Cu2+ and Y3+ co-doped effect on morphology, structural, optical and photoelectrochemical properties of Fe2O3 photoanode

Abstract Cu and Y co-doped hematite (α-Fe2O3) nanostructured photoanodes with excellent optical properties were synthesized for photoelectrochemical water splitting (PWS) applications. The effects of the dopants on the crystal structure, morphology, and optical and chemical properties of the Fe2O3 photoanodes were investigated. Structural and chemical analyses confirmed the substitution of Cu and Y ions into the Fe2O3 nanostructures.

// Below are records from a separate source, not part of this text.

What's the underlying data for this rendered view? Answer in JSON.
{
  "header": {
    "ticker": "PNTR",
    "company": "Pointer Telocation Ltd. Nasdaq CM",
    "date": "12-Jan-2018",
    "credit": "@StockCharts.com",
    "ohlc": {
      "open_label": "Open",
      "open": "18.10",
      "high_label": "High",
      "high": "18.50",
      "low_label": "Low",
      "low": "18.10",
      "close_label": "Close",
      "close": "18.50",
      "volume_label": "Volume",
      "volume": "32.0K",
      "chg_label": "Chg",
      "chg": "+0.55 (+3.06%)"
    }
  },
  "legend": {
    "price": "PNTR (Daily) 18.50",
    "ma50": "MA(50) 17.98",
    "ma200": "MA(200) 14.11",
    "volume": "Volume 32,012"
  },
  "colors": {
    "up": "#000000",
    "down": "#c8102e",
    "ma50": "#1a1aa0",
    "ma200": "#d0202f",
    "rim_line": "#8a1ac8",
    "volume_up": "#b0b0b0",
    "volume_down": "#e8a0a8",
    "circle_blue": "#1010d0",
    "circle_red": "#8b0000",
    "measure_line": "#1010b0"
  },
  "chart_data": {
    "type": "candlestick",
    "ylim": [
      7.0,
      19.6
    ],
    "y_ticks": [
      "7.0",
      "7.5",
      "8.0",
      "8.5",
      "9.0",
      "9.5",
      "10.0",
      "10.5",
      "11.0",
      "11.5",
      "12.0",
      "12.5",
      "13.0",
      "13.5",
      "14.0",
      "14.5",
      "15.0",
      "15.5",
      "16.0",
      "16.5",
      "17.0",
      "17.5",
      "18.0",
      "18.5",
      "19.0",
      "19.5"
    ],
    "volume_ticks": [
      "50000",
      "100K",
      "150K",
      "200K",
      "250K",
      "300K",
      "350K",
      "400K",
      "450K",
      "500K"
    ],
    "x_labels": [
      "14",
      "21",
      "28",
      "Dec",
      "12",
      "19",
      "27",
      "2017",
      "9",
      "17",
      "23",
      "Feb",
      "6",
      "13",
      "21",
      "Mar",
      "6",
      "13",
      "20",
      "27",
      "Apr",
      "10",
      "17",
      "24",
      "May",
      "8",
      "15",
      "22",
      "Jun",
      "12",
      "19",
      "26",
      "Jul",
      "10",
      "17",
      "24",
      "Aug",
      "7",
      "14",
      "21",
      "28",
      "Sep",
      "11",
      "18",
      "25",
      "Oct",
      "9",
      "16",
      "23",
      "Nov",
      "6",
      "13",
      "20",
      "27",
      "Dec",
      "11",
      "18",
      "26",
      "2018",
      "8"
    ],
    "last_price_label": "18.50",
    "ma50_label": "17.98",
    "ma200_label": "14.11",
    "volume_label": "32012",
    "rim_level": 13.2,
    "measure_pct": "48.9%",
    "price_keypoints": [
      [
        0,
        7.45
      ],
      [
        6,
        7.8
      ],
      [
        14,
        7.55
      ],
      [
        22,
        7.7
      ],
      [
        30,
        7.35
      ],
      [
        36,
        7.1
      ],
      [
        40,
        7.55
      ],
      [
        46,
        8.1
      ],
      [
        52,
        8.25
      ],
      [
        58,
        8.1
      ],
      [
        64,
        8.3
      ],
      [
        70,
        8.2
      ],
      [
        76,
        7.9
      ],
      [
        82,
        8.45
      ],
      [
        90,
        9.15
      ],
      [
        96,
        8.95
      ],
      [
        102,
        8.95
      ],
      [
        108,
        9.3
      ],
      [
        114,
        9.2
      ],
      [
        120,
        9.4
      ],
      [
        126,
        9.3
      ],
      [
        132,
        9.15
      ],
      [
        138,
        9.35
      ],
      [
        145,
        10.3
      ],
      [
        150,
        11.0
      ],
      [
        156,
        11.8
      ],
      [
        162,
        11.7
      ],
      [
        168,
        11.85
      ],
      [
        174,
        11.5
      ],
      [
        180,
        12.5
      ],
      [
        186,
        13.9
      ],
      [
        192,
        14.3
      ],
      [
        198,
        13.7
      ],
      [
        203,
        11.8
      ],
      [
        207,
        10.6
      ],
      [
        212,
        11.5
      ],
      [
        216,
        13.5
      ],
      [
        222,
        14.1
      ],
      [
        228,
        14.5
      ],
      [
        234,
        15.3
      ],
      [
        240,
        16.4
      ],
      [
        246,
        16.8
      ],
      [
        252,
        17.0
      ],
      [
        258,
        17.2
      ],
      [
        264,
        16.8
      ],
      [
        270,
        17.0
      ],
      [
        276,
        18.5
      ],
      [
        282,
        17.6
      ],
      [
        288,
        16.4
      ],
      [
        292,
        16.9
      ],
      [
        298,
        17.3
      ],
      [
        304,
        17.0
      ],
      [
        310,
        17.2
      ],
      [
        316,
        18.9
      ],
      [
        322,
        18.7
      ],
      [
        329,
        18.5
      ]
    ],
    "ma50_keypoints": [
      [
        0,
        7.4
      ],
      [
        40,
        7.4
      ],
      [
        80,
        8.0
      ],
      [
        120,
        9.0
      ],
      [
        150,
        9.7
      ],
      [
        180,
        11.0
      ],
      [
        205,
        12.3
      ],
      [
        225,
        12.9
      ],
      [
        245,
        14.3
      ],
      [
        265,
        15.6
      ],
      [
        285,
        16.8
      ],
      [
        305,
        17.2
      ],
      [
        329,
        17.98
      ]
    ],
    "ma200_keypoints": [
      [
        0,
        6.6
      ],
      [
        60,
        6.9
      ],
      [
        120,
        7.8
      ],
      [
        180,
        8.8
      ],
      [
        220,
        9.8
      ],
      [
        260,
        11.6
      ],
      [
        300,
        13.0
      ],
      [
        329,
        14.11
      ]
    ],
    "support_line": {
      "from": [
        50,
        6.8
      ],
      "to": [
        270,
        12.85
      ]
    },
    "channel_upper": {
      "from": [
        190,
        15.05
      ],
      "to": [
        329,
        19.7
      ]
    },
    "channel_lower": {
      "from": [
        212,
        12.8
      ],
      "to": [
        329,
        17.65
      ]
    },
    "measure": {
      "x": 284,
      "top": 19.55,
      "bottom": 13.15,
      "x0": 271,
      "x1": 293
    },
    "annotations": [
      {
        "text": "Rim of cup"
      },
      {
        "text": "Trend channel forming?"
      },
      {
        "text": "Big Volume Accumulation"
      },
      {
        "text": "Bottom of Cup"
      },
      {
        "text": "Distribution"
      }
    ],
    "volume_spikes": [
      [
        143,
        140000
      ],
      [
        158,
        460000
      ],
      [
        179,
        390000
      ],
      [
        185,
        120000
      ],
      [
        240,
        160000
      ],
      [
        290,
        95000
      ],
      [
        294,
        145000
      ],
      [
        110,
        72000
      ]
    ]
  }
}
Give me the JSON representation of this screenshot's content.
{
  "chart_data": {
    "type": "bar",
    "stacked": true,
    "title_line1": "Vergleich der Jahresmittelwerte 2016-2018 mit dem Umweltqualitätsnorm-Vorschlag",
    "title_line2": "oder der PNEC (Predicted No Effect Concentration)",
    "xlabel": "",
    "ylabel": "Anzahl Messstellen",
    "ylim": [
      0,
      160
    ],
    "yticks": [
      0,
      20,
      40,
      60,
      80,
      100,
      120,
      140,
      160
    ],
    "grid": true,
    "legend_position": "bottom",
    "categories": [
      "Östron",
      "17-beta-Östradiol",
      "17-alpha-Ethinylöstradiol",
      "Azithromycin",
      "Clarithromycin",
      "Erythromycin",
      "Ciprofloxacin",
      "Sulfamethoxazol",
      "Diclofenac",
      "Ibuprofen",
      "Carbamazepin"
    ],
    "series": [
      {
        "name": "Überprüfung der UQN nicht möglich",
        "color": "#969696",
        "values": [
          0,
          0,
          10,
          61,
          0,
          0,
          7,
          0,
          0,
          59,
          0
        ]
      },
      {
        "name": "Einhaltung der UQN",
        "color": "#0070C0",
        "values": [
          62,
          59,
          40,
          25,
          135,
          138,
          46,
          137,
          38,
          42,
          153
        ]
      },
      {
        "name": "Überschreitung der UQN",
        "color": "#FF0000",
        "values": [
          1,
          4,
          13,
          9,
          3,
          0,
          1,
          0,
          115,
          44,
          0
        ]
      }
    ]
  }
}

With an increase in the Y dopant concentration, the bandgap of the photoanodes decreased from ~1.85 to ~1.35 eV. The dopants acted as charge contributors and enhanced the electron-hole densities of the photoanodes. The co-doped Fe2O3 photoanodes showed higher photocurrents and hence higher incident light absorption capacities than did the undoped and Cu-doped samples. The α-Fe2O3 photoelectrode co-doped with 0.3 mol% Y and 0.1% Cu showed the highest photocurrent density of ~0.44 mA/cm2, which is ~41 times of that of the undoped Fe2O3 (0.01 mA/cm2) photoanode and ~ 7 times of that of the 0.1 mol% Cu-doped α-Fe2O3 photoanode. Furthermore, the Cu-doped photoanode showed a very low photocurrent density of 0.06 mA/cm2, which is only ~6 times of that of the undoped α-Fe2O3 photoanode. The high photocurrents of the co-doped photoanodes can be attributed to their high electron donor densities and low electron-hole recombination rates.